Hilft eine Po Dusche während der Periode wirklich?
Ja, sehr. Eine mobile Po Dusche wie mybidet macht das Reinigen des äußeren Intimbereichs nach dem Toilettengang oder nach dem Wechseln einer Binde diskret möglich — gerade unterwegs, auf öffentlichen Toiletten oder auf Reisen. Lauwarmes Wasser ist sanfter als jedes Feuchttuch, reizt die ohnehin empfindliche Haut nicht und hinterlässt kein Plastik im Müll. Viele Menschen mit starker Menstruation berichten, dass sie sich dadurch deutlich frischer fühlen.

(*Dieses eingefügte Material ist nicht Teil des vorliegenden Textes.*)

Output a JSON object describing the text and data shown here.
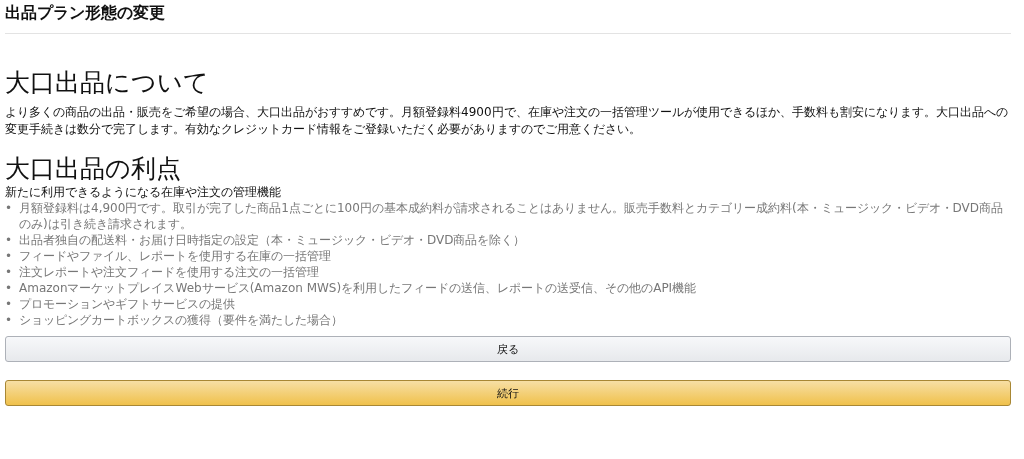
{
  "page_title": "出品プラン形態の変更",
  "sections": [
    {
      "heading": "大口出品について",
      "paragraph": "より多くの商品の出品・販売をご希望の場合、大口出品がおすすめです。月額登録料4900円で、在庫や注文の一括管理ツールが使用できるほか、手数料も割安になります。大口出品への変更手続きは数分で完了します。有効なクレジットカード情報をご登録いただく必要がありますのでご用意ください。"
    },
    {
      "heading": "大口出品の利点",
      "subtitle": "新たに利用できるようになる在庫や注文の管理機能",
      "bullet": "•",
      "items": [
        "月額登録料は4,900円です。取引が完了した商品1点ごとに100円の基本成約料が請求されることはありません。販売手数料とカテゴリー成約料(本・ミュージック・ビデオ・DVD商品のみ)は引き続き請求されます。",
        "出品者独自の配送料・お届け日時指定の設定（本・ミュージック・ビデオ・DVD商品を除く）",
        "フィードやファイル、レポートを使用する在庫の一括管理",
        "注文レポートや注文フィードを使用する注文の一括管理",
        "AmazonマーケットプレイスWebサービス(Amazon MWS)を利用したフィードの送信、レポートの送受信、その他のAPI機能",
        "プロモーションやギフトサービスの提供",
        "ショッピングカートボックスの獲得（要件を満たした場合）"
      ]
    }
  ],
  "buttons": [
    {
      "label": "戻る",
      "kind": "secondary"
    },
    {
      "label": "続行",
      "kind": "primary"
    }
  ]
}
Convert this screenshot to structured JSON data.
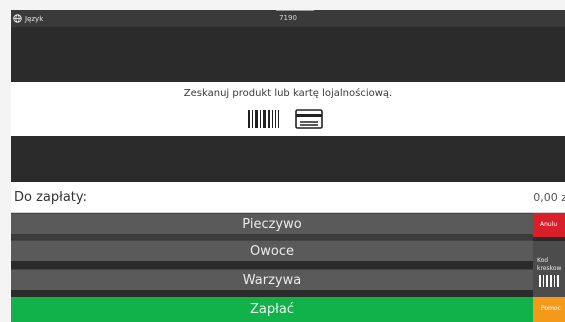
{
  "topbar": {
    "language_label": "Język",
    "terminal_number": "7190"
  },
  "scan": {
    "prompt": "Zeskanuj produkt lub kartę lojalnościową.",
    "icons": [
      "barcode-icon",
      "loyalty-card-icon"
    ]
  },
  "total": {
    "label": "Do zapłaty:",
    "amount": "0,00 z"
  },
  "categories": [
    {
      "label": "Pieczywo"
    },
    {
      "label": "Owoce"
    },
    {
      "label": "Warzywa"
    }
  ],
  "pay_button": {
    "label": "Zapłać"
  },
  "side": {
    "cancel_label": "Anulu",
    "barcode_label_line1": "Kod",
    "barcode_label_line2": "kreskow",
    "help_label": "Pomoc"
  },
  "colors": {
    "pay": "#12b24b",
    "cancel": "#d9202a",
    "help": "#f39a1a",
    "category": "#5a5a5a"
  }
}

Warum bekomme ich während der Periode häufiger eine Blasenentzündung?
Während der Periode ist der Beckenboden gereizter, der pH-Wert verändert sich, und die Scheidenflora ist instabiler. Dadurch können Bakterien (häufig E. coli aus dem Darm) leichter in die Harnröhre aufsteigen. Vorbeugung: nach dem Toilettengang von vorne nach hinten wischen, lauwarmes Wasser zum Spülen statt aggressives Wischen, viel trinken (mind. 2 Liter), Tampons spätestens nach 6 Stunden wechseln, lockere Baumwoll-Unterwäsche. Bei Brennen oder häufigem Harndrang: ärztlich abklären lassen.
Free Bleeding — ist das hygienisch?
Free Bleeding (bewusster Verzicht auf Tampon, Binde oder Cup) ist nicht unhygienischer als andere Methoden — solange du regelmäßig duschst oder dich mit Wasser reinigst und auf saubere Wäsche achtest. Viele kombinieren Free Bleeding mit einem Periodenslip als Sicherheit. Wichtig ist: was sich für dich richtig anfühlt, ist richtig. Es gibt keine universelle Pflicht zu Tampon oder Binde.
Quellen
- Deutsche Gesellschaft für Gynäkologie und Geburtshilfe (DGGG): Leitlinien zur weiblichen Intimgesundheit und vaginalen Mikrobiologie.
- Bundeszentrale für gesundheitliche Aufklärung (BZgA): Informationen zu Menstruation, Intimhygiene und Selbstbestimmung.
- Bundesinstitut für Arzneimittel und Medizinprodukte (BfArM): Sicherheitshinweise zu Tampons und Toxischem Schocksyndrom (TSS).
- Deutscher Hebammenverband: Empfehlungen zur sanften Intimpflege im Zyklus.